3. Submit an application through the Robinhood app. You must provide personal information such as your tax ID and financial information. Within a few days you will receive an email approving your application or asking for more information. Should Robinhood need to verify your identity, the process could take another five to seven days.

During the application process you have the option to preload your first deposit. That way, the money will be ready to use when your application is approved.

Frequently Asked Questions

What is the monthly fee for Robinhood?

Robinhood has no monthly fees, no account maintenance fees, and no trading or commission fees for stocks, ETFs, and cryptocurrency.

Is Robinhood good for beginners?

Robinhood makes it easy for new investors to get started. There are no minimum amounts to open an account, nor commission fees. But younger investors will benefit most from tax-advantaged investment accounts like the Roth IRA, which isn’t available on Robinhood, and a buy-and-hold strategy to maximize compound interest, which goes against Robinhood’s incentives to trade often.

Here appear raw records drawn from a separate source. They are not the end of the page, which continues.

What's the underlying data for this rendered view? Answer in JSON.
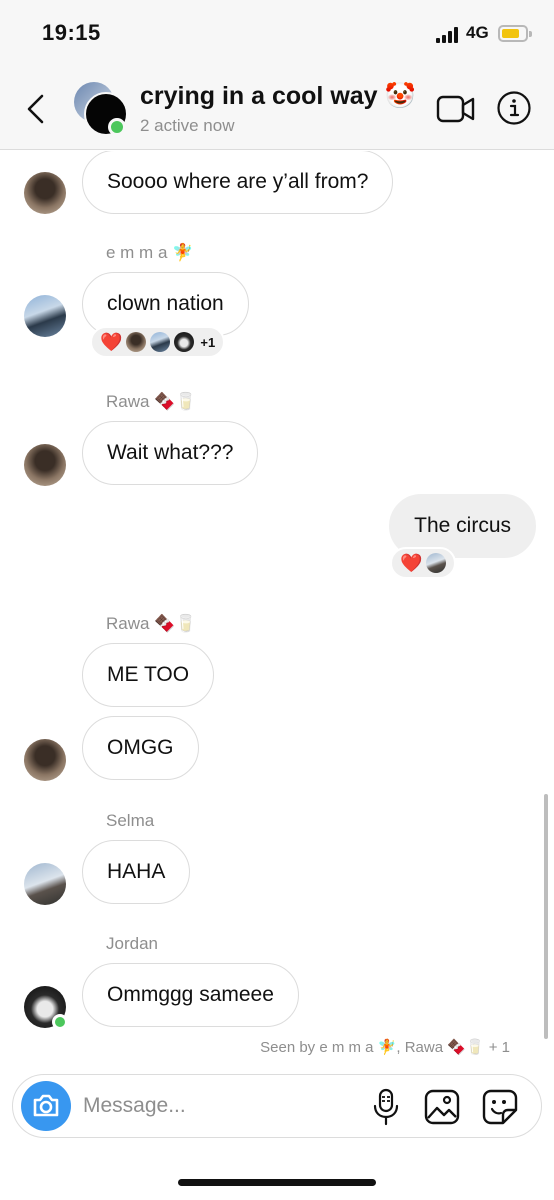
{
  "status_bar": {
    "time": "19:15",
    "network": "4G",
    "battery_level": 0.6,
    "icons": [
      "cellular-signal-icon",
      "battery-icon"
    ]
  },
  "header": {
    "title": "crying in a cool way 🤡",
    "subtitle": "2 active now",
    "icons": [
      "back-arrow-icon",
      "video-call-icon",
      "info-icon"
    ]
  },
  "messages": [
    {
      "sender": "",
      "text": "Soooo where are y’all from?",
      "direction": "incoming"
    },
    {
      "sender": "e m m a 🧚",
      "text": "clown nation",
      "direction": "incoming",
      "reactions": {
        "emoji": "❤️",
        "extra": "+1"
      }
    },
    {
      "sender": "Rawa 🍫🥛",
      "text": "Wait what???",
      "direction": "incoming"
    },
    {
      "sender": "",
      "text": "The circus",
      "direction": "outgoing",
      "reactions": {
        "emoji": "❤️"
      }
    },
    {
      "sender": "Rawa 🍫🥛",
      "text": "ME TOO",
      "direction": "incoming"
    },
    {
      "sender": "",
      "text": "OMGG",
      "direction": "incoming"
    },
    {
      "sender": "Selma",
      "text": "HAHA",
      "direction": "incoming"
    },
    {
      "sender": "Jordan",
      "text": "Ommggg sameee",
      "direction": "incoming"
    }
  ],
  "seen_by": "Seen by e m m a 🧚, Rawa 🍫🥛 + 1",
  "composer": {
    "placeholder": "Message...",
    "icons": [
      "camera-icon",
      "microphone-icon",
      "gallery-icon",
      "sticker-icon"
    ]
  },
  "colors": {
    "accent": "#3897f0",
    "online": "#4cc75c",
    "reaction_heart": "#e0245e",
    "incoming_bubble_border": "#dcdcdc",
    "outgoing_bubble": "#efefef",
    "muted_text": "#8e8e8e"
  }
}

How do I get my money out of Robinhood?

The limits for withdrawing funds from your Robinhood account are as follows:

  • Up to 5 withdrawals per business dayWithdrawal up to $50,000 per business day
  • When you deposit money, it can take up to five business days for the transaction to be processed. Once the transaction is completed, you can withdraw the funds.
  • After a sale, there is a settlement period from the trading date, plus two trading days before you can withdraw funds.

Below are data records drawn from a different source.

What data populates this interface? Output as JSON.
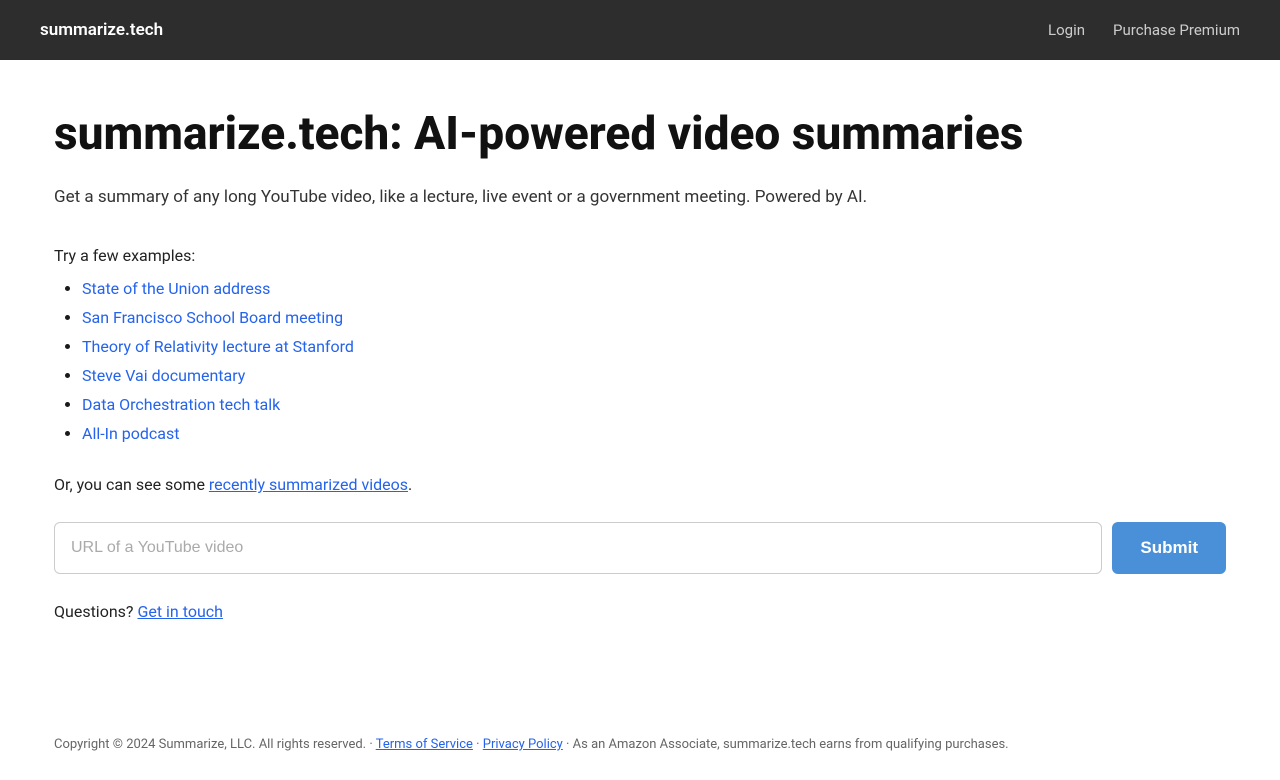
{
  "header": {
    "logo": "summarize.tech",
    "nav": {
      "login_label": "Login",
      "premium_label": "Purchase Premium"
    }
  },
  "main": {
    "title": "summarize.tech: AI-powered video summaries",
    "subtitle": "Get a summary of any long YouTube video, like a lecture, live event or a government meeting. Powered by AI.",
    "examples_label": "Try a few examples:",
    "examples": [
      {
        "label": "State of the Union address",
        "href": "#"
      },
      {
        "label": "San Francisco School Board meeting",
        "href": "#"
      },
      {
        "label": "Theory of Relativity lecture at Stanford",
        "href": "#"
      },
      {
        "label": "Steve Vai documentary",
        "href": "#"
      },
      {
        "label": "Data Orchestration tech talk",
        "href": "#"
      },
      {
        "label": "All-In podcast",
        "href": "#"
      }
    ],
    "recently_prefix": "Or, you can see some ",
    "recently_link": "recently summarized videos",
    "recently_suffix": ".",
    "url_placeholder": "URL of a YouTube video",
    "submit_label": "Submit",
    "questions_prefix": "Questions? ",
    "questions_link": "Get in touch"
  },
  "footer": {
    "copyright": "Copyright © 2024 Summarize, LLC. All rights reserved. · ",
    "tos_label": "Terms of Service",
    "separator1": " · ",
    "privacy_label": "Privacy Policy",
    "separator2": " · As an Amazon Associate, summarize.tech earns from qualifying purchases."
  }
}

Is it safe to buy on Robinhood?

Robinhood is a registered brokerage and member of the SIPC meaning that as an account holder your assets will be protected if the brokerage becomes insolvent. It also protects against unauthorized trade or theft. In these cases, assets in your Robinhood account are covered up to $500,000 per customer. This includes $250,000 in cash.

There are also standard security measures, such as two-factor authentication on the app or SMS, and encryption of sensitive information.

There are always risks associated with investing and there is no protection against the ups and downs of the market.